Les premières répétitions ont eu lieu en 1938 dans un orphelinat juif de Prague. En 1942, Hans Kràsa, le créateur de cet opéra, est déporté dans le camp de concentration de Theresienstadt (Terezin) en Tchécoslovaquie et reconstitue son œuvre qui est interprétée par des enfants et adolescents du camp. Hans Kràsa et presque tous les participants à ces représentations seront exterminés à Auschwitz.


En mai 2015, une recréation de Brundibár a été proposée au théâtre de Caen, basée sur un travail éducatif rassemblant le théâtre de Caen, la Maîtrise de Caen, le Mémorial de Caen, l'Orchestre de Basse-Normandie, l’École supérieure d'arts & médias de Caen/Cherbourg, mais aussi une quarantaine de classes de primaire et de collège. Dans ce projet global, les enfants des écoles ont été amenés à rencontrer Rachel Jedinak prise dans la rafle du Vélodrome d'hiver à Paris, le 16 juillet 1942. En outre, des élèves de certaines écoles de Caen ont réalisé des courts métrages sur Brundibár ou sur la Shoah.

L’HISTOIRE
Aninka et Pepícek, orphelins de père, tentent de gagner quelques sous en chantant dans la rue, afin d’acheter du lait et des médicaments pour leur maman malade.

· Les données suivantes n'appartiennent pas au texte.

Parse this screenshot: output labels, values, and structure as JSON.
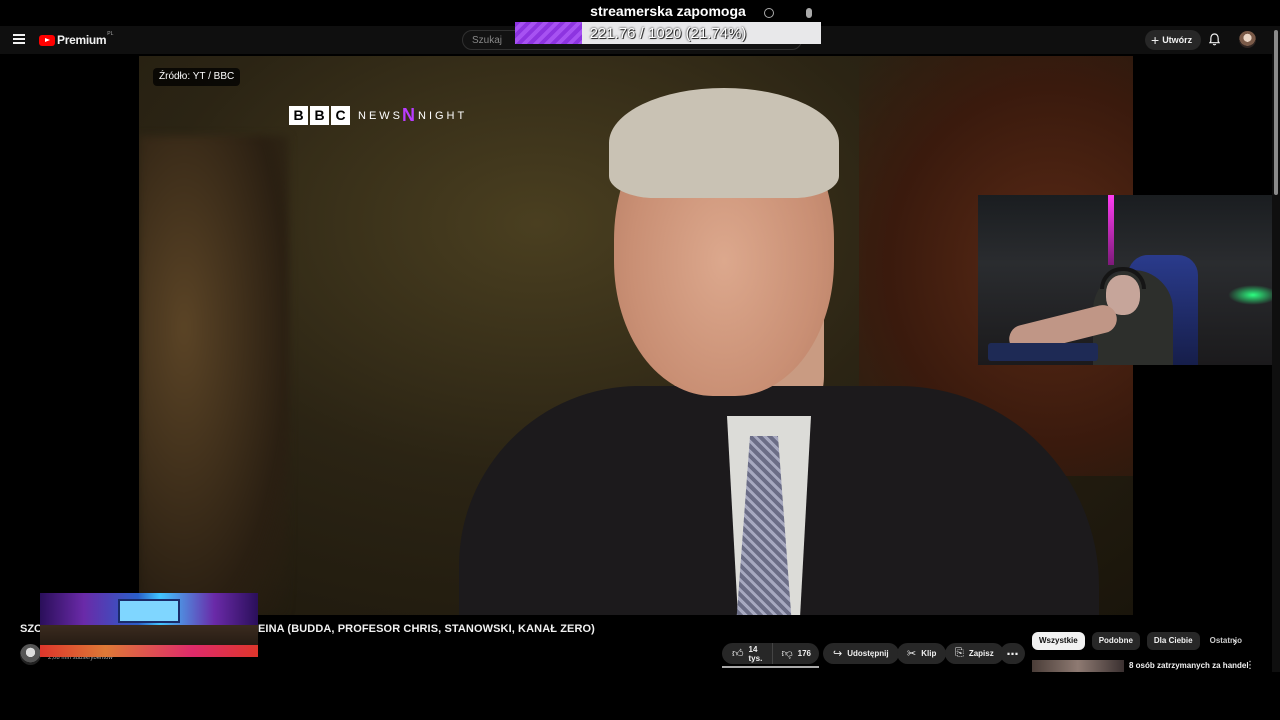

Ils en ont eu l’idée en observant Brundibár, un joueur d’orgue de Barbarie, qui semble gagner beaucoup d’argent en jouant sa musique dans les rues. Mais l’affreux Brundibár, effrayé par cette concurrence, fait appeler un policier qui l’aide à chasser le frère et la sœur de la place publique. Heureusement, l’intervention magique de trois animaux va renverser la situation. Un moineau, un chat et un chien incitent en effet un groupe d’écoliers à prendre le parti d’Aninka et Pepícek contre Brundibár. Les animaux, quant à eux, entreprennent de s’agiter et de glapir autour de lui afin de le ridiculiser. Débarrassés de Brundibár, les deux petits peuvent alors chanter une douce berceuse. Émus, les passants leur donnent de l’argent. Brundibár tente alors de voler les pièces à Aninka et Pepícek, mais ceux-ci le rattrapent et il disparaît. Définitivement !

LE CONTEXTE HISTORIQUE / Theresienstadt
Dès 1941, les nazis installèrent, dans la petite ville de Theresienstadt, un camp, un immense ghetto-prison. Ils voulurent en faire une vitrine, un camp modèle où les prisonniers étaient, soi-disant, bien traités. Le ghetto sera utilisé par le Allemands pour démentir les « rumeurs » sur le sort tragique réservé aux Juifs. Mais Theresienstadt n’était en réalité qu’une étape avant les camps de la mort. De nombreux artistes, écrivains, chanteurs et compositeurs juifs y ont été concentrés. Les représentations et les concerts, autorisés pour créer l’illusion d’un camp modèle, étaient donnés malgré la faim et la peur. Continuer à jouer un instrument, à chanter, à dessiner constituait un acte d’espoir mais aussi un geste de résistance : une façon de conserver son identité et sa dignité.
Hamelin joueur de flûte

Le Joueur de flûte de Hamelipar Eduard Steigerwaldt (1869 - 1950), œuvre de 1946 qui évoque le sort des enfants victimes de la guerre et du nazisme. 

Coll. privée. 



LA CREATION
En tchèque, «Brundibár» désigne un bourdon, et, dans cette pièce, il s’agit d’un personnage méchant, qui «bourdonne» et agace les deux héros de l’histoire. Ce personnage est une représentation d’Adolf Hitler, que Kràsa voulait caricaturer lorsqu’il composa son opéra en 1938. Bien que composé avant la guerre, c’est en 1942 qu’eut lieu la première représentation, dans un orphelinat de Prague, en même temps que Kràsa était déporté à Theresienstadt. Presque tous les enfants du chœur original ainsi que tout le personnel de l’orphelinat furent déportés à leur tour. Seul le librettiste, Reidemeister, put s’échapper de Prague à temps. Le 23 septembre 1943, eut lieu la première de Brundibár à Theresienstadt. Il fut représenté 55 fois dans l’année qui suivit. Kràsa dut reconstituer de mémoire son opéra et l’adapter aux instruments disponibles dans le camp. Quant aux décors, ils furent peints sur des panneaux placés au fond des baraquements. Grâce à la musique, et malgré l’horreur de leur captivité, enfants et adultes reprenaient courage pendant quelques instants. La victoire contre le tyran Brundibár pouvait laisser espérer une délivrance possible.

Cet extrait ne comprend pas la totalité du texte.